Democratic presidential nominee Joe Biden maintains a double-digit national lead over Donald Trump, but a new poll conducted on behalf of The Independent shows some warning signs for the former vice president.
Mr Biden has the support of 52 per cent of voters against the president’s 42 per cent, with Americans deeply concerned about Mr Trump’s handling of the coronavirus crisis, according to a survey conducted by JL Partners and The Independent.
There are deep partisan divides among voters over the two candidates’ endorsement of a coronavirus vaccine. Mr Trump saying a potential vaccine is safe drives confidence in one lower than Mr Biden saying the same. The president received low marks on a number of other issues and has just two weeks to change enough voters’ minds if he wants to secure a second term.
But the poll found ample reasons for Mr Biden and his campaign team to worry.
Political prognosticators for months have said he needs large numbers of white college-educated and Black voters to cast ballots in his favor. But the survey of more than 1,000 people shows Mr Biden lagging behind the last Democratic presidential nominee with both groups. Pundits say, because this appears to be a turnout election, he needs big numbers of both in the right states to offset an expected big conservative turnout.
Mr Biden leads among white people with a college degree by 10 percentage points, which would be worse than Hillary Clinton’s 2016 performance with that voting bloc.
Among Black voters, Mr Biden has a 72 per cent lead – over 10 points worse than Ms Clinton.
Mr Biden has struggled at times to reach out to the Black community.
During a town hall last week, a participant referred to Mr Biden’s appearance on a radio show hosted by Charlamagne tha God, and asked: “Besides ‘you ain’t Black’, what do you have to say to young Black voters who see voting for you as further participation in a system that continually fails to protect them?”
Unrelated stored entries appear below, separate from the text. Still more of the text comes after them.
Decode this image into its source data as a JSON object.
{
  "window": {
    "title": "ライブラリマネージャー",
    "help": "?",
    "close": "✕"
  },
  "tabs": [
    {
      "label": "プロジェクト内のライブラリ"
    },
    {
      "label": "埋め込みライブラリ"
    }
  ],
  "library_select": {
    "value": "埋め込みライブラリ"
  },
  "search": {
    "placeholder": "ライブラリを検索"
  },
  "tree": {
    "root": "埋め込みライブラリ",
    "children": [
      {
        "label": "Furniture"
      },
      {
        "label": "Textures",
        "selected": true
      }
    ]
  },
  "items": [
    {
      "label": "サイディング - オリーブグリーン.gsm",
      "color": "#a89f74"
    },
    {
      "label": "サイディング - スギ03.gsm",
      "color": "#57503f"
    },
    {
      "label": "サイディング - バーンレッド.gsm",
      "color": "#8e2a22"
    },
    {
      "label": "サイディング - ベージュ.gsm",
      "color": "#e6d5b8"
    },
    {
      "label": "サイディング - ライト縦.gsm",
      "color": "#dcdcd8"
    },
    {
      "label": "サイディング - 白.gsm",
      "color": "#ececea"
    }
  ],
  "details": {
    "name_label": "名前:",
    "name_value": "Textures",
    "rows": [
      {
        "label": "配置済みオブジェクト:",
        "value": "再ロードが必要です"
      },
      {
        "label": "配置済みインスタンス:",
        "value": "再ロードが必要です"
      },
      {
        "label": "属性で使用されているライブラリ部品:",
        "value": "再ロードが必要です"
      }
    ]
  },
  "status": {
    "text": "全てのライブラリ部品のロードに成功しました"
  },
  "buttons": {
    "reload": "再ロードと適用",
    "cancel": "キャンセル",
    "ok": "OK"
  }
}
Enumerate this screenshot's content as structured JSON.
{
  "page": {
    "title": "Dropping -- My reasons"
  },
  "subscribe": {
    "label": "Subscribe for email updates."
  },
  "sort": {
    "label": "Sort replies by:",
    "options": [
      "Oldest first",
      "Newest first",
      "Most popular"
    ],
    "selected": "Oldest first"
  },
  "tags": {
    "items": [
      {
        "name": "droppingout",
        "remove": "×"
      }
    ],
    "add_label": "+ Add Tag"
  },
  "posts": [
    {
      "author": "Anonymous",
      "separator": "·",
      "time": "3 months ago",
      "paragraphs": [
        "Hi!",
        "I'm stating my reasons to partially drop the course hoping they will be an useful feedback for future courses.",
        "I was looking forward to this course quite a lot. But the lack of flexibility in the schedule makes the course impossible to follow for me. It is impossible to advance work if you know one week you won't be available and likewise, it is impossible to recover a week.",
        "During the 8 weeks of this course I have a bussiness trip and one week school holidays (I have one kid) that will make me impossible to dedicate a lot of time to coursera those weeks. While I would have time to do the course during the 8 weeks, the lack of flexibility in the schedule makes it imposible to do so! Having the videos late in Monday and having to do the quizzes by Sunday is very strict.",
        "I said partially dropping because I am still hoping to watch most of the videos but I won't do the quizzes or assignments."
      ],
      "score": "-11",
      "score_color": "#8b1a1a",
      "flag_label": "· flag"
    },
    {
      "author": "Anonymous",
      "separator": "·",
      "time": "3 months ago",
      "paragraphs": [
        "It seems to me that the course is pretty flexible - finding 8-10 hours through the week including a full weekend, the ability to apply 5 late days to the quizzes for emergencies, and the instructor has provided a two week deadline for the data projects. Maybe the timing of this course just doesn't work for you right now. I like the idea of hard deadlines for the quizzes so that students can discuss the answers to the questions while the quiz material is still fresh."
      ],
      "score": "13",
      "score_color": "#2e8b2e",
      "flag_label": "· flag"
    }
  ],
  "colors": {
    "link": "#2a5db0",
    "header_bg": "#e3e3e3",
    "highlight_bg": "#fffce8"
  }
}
Mr Biden had told the show: “I tell you if you have a problem figuring out whether you’re for me or Trump, then you ain’t Black.”
The president has tried to lock up some support from Black voters by describing their collective economic situation as stronger since he took office – and by saying Democratic politicians have let them down for decades.
“Obama is going to start campaigning. I said, is that good or bad? Because I think it’s a good thing because you know they did a lousy job and I wouldn’t be president of the United States if they did a good job,” Mr Trump said during a campaign rally late last week.
“African-American income, think of this, grew nine times more than it did under Biden and Obama, right?” he added. “That’s a big number.”
Mr Trump’s claims are in line with data compiled by the Bureau of Labor Statistics. But that agency notes in a report that the unemployment rate for Black Americans is 6.1 per cent, while in 2019 it “was considerably higher than the overall rate of 3.7 per cent”.
On the flip side, the survey shows Mr Biden doing better with Latino voters than Ms Clinton did four years ago. He has the support of 57 per cent lead, compared to her 38 per cent.
But in another possible warning for team Biden, JL partners adds this caveat: “Note that the September poll showed Trump performing slightly better than in 2016.”
There are indicators Mr Biden is underperforming compared to a Democratic nominee who lost the Electoral College race to Mr Trump, but James Johnson, a former Downing Street pollster and JL Partners founder, says time could be the former vice president’s biggest ally with just two weeks of campaigning left.
“With two weeks to go, Donald Trump is running out of time. After all the trials and tribulations of the last few weeks, Biden continues to hold a clear 10-point lead with likely voters,” he said, “a margin which would take him into the White House even in the event of significant polling error.”
JL Partners was commissioned to poll American voters on behalf of The Independent and spoke to 1,034 respondents across the US.